Menos de 24 horas después de que Estados Unidos e Irán firmaran un memorando de entendimiento para poner fin a la guerra iniciada en febrero y abrir una negociación sobre el programa nuclear iraní, el acuerdo ya enfrenta su primera prueba de supervivencia. La crisis estalló luego de que Israel asegurara que sus tropas no se retirarán del sur de Líbano.
Las condiciones que tensan el pacto
La postura israelí ha sido interpretada por Teherán como una violación directa del espíritu del acuerdo. Fuentes diplomáticas indican que Irán considera que la presencia militar israelí en Líbano representa una amenaza a su seguridad nacional y un obstáculo para la implementación del memorando.

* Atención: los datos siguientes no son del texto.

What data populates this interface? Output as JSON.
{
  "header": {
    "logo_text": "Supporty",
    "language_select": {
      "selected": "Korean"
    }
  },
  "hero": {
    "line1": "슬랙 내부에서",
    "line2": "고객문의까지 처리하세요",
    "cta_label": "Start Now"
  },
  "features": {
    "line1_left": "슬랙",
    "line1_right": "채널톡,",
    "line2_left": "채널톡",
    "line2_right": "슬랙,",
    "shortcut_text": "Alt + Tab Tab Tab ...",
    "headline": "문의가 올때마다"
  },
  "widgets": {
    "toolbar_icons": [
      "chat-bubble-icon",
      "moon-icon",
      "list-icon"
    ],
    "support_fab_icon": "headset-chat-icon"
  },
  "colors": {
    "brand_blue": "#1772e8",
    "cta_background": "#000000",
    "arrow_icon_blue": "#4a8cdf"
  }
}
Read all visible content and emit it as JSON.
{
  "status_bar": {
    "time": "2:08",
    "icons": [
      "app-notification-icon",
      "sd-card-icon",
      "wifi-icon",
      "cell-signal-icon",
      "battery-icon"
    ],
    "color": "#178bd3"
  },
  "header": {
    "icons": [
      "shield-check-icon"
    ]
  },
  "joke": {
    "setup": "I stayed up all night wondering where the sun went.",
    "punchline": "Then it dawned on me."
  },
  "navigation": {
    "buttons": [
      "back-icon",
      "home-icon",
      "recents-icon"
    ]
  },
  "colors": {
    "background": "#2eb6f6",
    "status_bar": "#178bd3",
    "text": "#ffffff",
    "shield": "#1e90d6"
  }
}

Si Israel no se retira del sur de Líbano, consideraremos el acuerdo como nulo. No aceptaremos condiciones que pongan en riesgo nuestra soberanía.
Reacciones desde Washington y Tel Aviv
Mientras el gobierno estadounidense ha llamado a la calma y busca mediar en la controversia, el primer ministro israelí reiteró que las operaciones en Líbano continuarán hasta que se garantice la seguridad de sus fronteras. La comunidad internacional sigue de cerca el desarrollo de esta crisis que amenaza con descarrilar el incipiente proceso de paz.
El memorando de entendimiento, que incluía el levantamiento de sanciones y la reapertura del estrecho de Ormuz, ahora pende de un hilo. Analistas advierten que, de no resolverse esta disputa, el conflicto en Medio Oriente podría recrudecerse.